I talk a lot about #growyourown, urban farming, and homesteading. But there’s another part of our @HomeCrazzyHome that is just as important. That is working in harmony with PachaMama to foster a habitat which fosters the life of her otehr creations as well.
After our first year here, I heard about the concept of re-wilding, allowing your yards to grow instead of those Pleasant Valley Sunday mowings.
Trust me, our posh upper-middle-class white only neighborhood is very much in keeping with that song. But Alan was happy for me to let the back garden go to wild. He did keep digging dandelions up the first year or two.
Even before we gave up on mowing, we had begun the process. That first spring @PanKwake discovered frog spawn in the grass. We learned through neighbors that a previous owner once had a frog pond. Then during one of those first mowings, I discovered the edge of it. Our first summer here digging it up became a family project. My son from America even helped shovel a tiny bit when he visited. By early fall, we had successfully unearthed it. Most of it remained intact. We need only line it. We bought water plants. That winter we discovered more spawn in it. We placed old logs from the basement and rocks all around it. The area around it became the first No-Mow zone.







But it is not just frogs. Bees, too, are welcome in our garden. That’s one of the reasons why Alan gave up digging out those dandelions. They are the first food of spring for bees and other insects who are just waking. Of course, due to pesticide use, bee populations world wide are declining. But not at our @HomeCrazzyHome. In fact, we delayed work on the old carriage house at the back of the garden when white-tailed bumblebees took up residence in an old bird box on its side. Once last summer I counted a dozen bees in less than five minutes time. Of course, bees are great for my fruits and vegetables too. A true symbiosis.
It has been a bit more challenging to get Alan on plan with the front garden. I would turn it into a forest-community garden if I had my druthers. But it is teeny-tiny baby steps on that one. I have managed to stretch the time between those mowings. The result is that moss, clover, and a few other wildflowers are beginning to take over there too. I have sown more wildflower seeds and even he mentioned that the neighbors might have to cope as allowing lawns to return to meadows was becoming more popular. Give it a couple more years, I’ll win him over.

But the biodiversity of flora and fauna in our back garden is astounding. The bees, frogs, and butterflies are joined by numerous varieties of birds. I like to imagine it as a bit of the Garden of Eden, Shangri-la, or Xanadu right in the middle of that Pleasant Valley of lies. I treasure it greatly and do my best to be a good custodian of it, not only for myself, but other creations as well.

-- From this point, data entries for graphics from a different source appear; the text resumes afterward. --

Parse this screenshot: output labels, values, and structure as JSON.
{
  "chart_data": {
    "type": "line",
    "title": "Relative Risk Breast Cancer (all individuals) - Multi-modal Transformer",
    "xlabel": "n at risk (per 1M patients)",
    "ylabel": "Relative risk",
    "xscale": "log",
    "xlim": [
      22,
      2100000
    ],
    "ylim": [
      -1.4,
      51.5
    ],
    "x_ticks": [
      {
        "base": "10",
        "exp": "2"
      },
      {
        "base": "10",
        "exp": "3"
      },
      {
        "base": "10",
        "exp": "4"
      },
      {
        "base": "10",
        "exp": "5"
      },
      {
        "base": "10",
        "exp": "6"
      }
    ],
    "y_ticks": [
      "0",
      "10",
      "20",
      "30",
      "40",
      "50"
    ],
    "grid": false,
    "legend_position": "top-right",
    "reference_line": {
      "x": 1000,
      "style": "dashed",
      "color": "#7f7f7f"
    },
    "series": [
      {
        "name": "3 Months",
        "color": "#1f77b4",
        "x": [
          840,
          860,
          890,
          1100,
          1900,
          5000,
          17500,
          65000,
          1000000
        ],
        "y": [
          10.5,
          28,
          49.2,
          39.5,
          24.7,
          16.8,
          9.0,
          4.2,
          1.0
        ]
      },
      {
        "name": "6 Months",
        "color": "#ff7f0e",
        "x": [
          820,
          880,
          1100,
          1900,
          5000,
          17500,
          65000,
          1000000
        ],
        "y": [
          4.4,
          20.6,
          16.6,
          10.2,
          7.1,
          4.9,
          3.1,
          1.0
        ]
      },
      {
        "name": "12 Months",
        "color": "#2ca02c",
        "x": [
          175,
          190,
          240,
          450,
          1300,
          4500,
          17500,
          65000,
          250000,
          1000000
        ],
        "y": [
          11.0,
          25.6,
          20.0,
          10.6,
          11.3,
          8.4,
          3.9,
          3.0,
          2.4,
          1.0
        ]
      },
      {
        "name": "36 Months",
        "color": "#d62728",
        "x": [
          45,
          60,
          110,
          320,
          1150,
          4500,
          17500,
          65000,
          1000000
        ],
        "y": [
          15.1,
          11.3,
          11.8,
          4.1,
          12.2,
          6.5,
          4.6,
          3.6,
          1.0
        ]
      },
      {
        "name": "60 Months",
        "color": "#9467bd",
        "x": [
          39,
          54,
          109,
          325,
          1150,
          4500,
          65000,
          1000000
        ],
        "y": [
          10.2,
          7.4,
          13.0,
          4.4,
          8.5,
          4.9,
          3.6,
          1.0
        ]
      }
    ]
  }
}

Yesterday, we began our journey with a new young apprentice/helper. His first task was to take the new garden trimmer to the stone patio. I left the garden bit alone for the flora and fauna. I have my plant babies coming along to feed us and others. But my dream is to crave out a niche in the corner with a table and chair where I sit each morning with my cup of coffee and a tablet. A place where the beauty of creation overcomes the nastiness of hate and prejudice that have soiled her…and me.
@HomeCrazzyHome is my island, my oasis, my refuge from (Un)Pleasant Valley. May all of you find and steward yours.